Friday, March 09, 2012

Plateau or Perhaps a Wall

This has been a hard semester, perhaps the hardest yet.

I thought last semester, when I took Production (the class that has the reputation of being the most intense workload in the entire jewelry curriculum) together with 3A (where we learn stone-setting and have lots of new technical challenges) would take the cake as the toughest. But no, it seems Spring 2012 is the winner.

To be fair, I am taking 4 studio classes for the first time in my career at CCA. I have completed all of my academic requirements so all that's left is studio classes until I graduate. Since I have a vested interested in being a full-time student to access scholarships and financial aid, but don't want to pay for classes that don't count toward my graduation, it's 4 studios a semester until I graduate in May 2013.

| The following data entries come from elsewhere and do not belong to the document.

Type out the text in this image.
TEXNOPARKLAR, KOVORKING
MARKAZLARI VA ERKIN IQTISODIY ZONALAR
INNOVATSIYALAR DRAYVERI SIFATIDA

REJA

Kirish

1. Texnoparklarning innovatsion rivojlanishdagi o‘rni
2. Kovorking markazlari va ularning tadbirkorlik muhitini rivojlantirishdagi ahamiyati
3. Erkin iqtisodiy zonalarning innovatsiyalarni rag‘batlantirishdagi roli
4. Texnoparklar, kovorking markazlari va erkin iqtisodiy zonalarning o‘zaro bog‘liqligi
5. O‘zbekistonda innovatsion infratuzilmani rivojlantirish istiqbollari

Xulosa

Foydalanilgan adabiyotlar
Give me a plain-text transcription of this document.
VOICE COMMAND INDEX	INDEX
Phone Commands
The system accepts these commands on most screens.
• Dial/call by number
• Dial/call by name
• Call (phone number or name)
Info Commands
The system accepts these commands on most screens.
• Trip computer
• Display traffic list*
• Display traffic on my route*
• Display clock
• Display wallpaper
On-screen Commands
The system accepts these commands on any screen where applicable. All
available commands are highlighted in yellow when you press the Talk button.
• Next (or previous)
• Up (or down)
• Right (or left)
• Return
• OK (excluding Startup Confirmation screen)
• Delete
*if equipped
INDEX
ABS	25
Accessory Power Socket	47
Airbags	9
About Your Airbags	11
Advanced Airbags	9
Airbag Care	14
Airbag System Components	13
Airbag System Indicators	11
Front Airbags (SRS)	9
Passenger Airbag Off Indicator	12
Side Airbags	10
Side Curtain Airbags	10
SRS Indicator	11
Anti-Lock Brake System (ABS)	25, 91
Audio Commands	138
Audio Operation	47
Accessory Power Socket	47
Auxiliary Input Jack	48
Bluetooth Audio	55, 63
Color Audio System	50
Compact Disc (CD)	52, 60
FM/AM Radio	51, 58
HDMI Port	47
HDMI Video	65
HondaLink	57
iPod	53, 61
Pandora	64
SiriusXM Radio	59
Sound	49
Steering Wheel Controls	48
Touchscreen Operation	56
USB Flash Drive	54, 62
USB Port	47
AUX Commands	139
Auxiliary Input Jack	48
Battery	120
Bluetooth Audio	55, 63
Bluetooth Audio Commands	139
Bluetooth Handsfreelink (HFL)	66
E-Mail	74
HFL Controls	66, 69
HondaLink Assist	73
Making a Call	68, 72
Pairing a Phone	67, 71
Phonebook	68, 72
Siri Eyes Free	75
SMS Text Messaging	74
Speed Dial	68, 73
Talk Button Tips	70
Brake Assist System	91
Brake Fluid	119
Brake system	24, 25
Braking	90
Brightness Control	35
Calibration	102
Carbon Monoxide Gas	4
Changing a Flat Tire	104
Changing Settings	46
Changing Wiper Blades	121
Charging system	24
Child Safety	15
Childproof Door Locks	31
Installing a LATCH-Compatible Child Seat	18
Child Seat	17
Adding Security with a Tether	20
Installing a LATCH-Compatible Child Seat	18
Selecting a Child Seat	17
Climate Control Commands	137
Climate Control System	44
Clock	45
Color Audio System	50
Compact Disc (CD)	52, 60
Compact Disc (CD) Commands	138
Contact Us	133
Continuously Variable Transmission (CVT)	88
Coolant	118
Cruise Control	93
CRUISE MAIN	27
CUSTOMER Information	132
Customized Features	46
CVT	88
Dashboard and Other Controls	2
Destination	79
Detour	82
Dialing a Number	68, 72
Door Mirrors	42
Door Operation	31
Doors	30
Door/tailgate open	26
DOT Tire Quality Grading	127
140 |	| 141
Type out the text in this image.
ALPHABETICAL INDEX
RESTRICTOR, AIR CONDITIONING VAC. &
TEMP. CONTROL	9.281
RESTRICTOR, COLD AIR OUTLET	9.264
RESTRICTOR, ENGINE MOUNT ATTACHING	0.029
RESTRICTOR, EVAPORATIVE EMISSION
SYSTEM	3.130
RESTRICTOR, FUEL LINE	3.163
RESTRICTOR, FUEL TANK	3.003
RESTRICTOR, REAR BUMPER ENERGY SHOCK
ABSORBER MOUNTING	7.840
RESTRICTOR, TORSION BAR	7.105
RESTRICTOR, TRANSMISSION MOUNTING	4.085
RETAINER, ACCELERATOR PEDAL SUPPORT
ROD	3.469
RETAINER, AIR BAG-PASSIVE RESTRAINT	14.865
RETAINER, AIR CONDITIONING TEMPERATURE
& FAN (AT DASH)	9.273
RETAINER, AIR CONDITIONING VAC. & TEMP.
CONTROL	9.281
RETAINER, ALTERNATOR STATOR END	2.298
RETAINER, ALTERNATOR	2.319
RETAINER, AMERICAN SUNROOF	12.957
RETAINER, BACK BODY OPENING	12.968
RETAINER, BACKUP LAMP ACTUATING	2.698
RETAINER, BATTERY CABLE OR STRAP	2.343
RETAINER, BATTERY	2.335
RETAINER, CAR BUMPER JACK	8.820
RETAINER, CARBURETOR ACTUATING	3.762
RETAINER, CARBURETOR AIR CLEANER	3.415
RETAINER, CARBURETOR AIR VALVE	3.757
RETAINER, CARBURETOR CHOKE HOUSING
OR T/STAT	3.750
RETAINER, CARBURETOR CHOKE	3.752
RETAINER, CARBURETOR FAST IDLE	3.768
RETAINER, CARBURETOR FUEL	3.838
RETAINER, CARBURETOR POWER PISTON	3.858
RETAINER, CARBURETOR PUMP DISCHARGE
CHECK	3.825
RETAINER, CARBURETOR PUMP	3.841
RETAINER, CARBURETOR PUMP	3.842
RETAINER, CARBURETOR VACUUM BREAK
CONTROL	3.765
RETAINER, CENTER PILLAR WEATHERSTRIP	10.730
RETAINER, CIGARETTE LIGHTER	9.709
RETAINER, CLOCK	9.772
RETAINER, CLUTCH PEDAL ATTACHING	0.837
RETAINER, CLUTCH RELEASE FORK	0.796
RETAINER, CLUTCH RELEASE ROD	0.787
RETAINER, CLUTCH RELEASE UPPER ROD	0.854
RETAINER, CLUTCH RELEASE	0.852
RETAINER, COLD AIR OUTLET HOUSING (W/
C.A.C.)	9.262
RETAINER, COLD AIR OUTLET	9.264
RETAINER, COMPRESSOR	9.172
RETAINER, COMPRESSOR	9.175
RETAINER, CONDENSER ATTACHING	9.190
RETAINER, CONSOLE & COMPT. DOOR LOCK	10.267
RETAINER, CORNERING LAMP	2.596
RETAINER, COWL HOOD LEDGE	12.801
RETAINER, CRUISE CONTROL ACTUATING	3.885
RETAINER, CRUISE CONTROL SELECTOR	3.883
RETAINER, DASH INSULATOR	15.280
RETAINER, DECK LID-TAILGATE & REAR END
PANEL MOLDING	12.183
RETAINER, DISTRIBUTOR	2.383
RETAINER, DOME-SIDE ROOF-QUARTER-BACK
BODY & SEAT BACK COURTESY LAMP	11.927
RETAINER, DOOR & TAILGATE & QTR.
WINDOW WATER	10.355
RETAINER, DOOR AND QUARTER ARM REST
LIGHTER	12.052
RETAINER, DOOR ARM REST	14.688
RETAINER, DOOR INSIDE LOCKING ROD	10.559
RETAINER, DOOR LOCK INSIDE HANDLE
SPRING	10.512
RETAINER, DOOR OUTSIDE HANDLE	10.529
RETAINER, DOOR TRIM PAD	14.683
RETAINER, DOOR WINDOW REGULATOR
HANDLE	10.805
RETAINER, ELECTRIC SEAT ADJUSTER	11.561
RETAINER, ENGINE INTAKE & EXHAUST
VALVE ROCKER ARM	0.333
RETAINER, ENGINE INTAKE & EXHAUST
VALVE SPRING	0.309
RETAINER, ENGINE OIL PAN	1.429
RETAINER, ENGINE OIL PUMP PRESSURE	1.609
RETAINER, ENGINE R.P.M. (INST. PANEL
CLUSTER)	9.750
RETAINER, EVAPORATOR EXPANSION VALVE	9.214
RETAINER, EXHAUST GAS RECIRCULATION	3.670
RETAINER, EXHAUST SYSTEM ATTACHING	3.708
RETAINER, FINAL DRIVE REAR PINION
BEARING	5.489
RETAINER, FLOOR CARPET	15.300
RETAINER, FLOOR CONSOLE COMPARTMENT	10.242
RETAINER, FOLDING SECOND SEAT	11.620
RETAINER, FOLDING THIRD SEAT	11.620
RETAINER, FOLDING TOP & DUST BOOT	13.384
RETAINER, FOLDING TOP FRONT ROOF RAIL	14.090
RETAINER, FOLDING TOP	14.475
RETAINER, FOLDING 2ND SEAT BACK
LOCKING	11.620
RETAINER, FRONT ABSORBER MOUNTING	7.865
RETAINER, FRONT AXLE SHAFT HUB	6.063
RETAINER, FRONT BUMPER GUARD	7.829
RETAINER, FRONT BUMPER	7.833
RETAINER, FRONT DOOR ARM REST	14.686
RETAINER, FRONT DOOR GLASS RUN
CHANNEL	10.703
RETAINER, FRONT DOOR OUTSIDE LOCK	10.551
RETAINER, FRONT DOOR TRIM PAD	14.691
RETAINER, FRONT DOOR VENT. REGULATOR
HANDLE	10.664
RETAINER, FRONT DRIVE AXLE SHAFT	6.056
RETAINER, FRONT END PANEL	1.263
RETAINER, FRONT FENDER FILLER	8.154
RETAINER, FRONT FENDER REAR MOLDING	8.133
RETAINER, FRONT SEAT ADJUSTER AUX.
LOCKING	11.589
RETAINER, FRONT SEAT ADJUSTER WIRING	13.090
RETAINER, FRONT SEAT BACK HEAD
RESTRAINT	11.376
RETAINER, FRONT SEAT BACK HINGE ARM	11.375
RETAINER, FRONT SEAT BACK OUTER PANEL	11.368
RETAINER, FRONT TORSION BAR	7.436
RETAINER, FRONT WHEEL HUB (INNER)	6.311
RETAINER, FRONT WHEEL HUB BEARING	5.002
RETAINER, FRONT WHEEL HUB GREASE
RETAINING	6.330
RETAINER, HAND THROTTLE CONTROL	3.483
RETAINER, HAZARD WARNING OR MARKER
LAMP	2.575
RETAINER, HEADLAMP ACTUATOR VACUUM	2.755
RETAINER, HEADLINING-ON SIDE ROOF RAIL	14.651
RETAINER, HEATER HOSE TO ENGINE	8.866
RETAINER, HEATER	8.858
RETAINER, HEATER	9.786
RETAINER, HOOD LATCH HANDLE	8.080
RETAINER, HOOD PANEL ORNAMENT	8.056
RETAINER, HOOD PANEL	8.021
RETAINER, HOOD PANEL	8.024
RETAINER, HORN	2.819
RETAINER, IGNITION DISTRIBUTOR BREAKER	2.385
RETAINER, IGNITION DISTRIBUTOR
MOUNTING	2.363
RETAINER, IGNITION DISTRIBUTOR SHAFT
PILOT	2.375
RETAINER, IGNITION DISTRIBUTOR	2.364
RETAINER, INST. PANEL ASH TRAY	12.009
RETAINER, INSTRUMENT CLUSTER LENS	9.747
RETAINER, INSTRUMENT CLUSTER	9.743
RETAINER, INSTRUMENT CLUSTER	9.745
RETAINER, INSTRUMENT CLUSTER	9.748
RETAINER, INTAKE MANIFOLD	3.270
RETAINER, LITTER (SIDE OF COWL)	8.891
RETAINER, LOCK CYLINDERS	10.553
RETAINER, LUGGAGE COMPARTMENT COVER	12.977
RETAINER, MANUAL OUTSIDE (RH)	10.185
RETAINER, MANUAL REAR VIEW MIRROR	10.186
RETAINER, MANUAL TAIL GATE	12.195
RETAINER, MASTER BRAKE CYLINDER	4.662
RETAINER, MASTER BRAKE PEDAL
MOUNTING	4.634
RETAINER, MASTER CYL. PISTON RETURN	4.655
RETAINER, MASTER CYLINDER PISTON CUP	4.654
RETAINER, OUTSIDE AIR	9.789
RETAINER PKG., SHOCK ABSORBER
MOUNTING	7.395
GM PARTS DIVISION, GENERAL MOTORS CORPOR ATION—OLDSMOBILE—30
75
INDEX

It's recommended that you do a maximum of 3 studios per semester. It's not unheard of to do 4, but people definitely give you sympathetic/you're crazy looks when they find out. Each class meets for 6 hours per week and you have anywhere from 3 to 18 hours of homework per week per class depending on the assignments.

It's definitely intense, but I don't think the studio workload is completely to blame for my struggles this semester. Rather, I believe I've hit a plateau or a wall or whatever you want to call it and it's proving to be damn hard to break through.

At this point I'm a good enough jeweler that I could quit school and make it on my own. I've gone up the technical ladder, I've got respectable chops. I know how to do my pricing and marketing. I have a client base. I've set up a basic studio. I even have a recognizable style to my work. I'm proud of what I've accomplished, but I know I'm far from "done" (not that one is ever finished growing and learning - I'm referring to what I feel I'm meant to get out of school).

I'm at this place right now that could be very comfortable but instead is uncomfortable and honestly quite stressful. Instead of forward momentum, it seems I'm moving backwards. It often feels like I've regressed back to my Jewelry 1 days. I struggle to come up with compelling designs. Simple soldering or stone setting fails. I feel as if I have the jeweler's equivalent of writer's block. I know I can do it...but I just can't make it happen.

Even worse, I find myself comparing my work and my talents to my fellow students, something I know is unproductive and try veryveryvery hard to avoid. On days where I am having a big pity party, I feel like they are all the shining stars and I am a dull, remedial flicker in the corner. I hate this so much because I am aware that I'm allowing myself to be driven by my ego. I recognize that I make work thinking of the praise I might receive from my teachers and classmates, and become stuck when imagining their criticism or disappointment.

This makes me feel so disheartened. Ideally I'd be beyond ego, beyond worrying about what others think of my work, but that's clearly not the case. I want the praise, I want to be the best, I want the recognition that I am on the right track. And as long as I allow that - or the fear of the opposite feedback - to guide my work I will continue to feel like I'm hitting my head against this massive wall.

In moments of marginal clarity and wisdom, I'm aware that my challenge this semester is to get over myself, to break out of the safe, comfortable zone that I am tempted to work within in order to get praise. I intuit that there is this world of greatness, of massive growth and potential just waiting on the other side if I can only get over the ego and insecurity. I'm aware of this, but not able to totally act on it. Or rather, I'm only able to act on it in small doses, a bit every day, and often many steps back for each tiny advance in the "right" direction.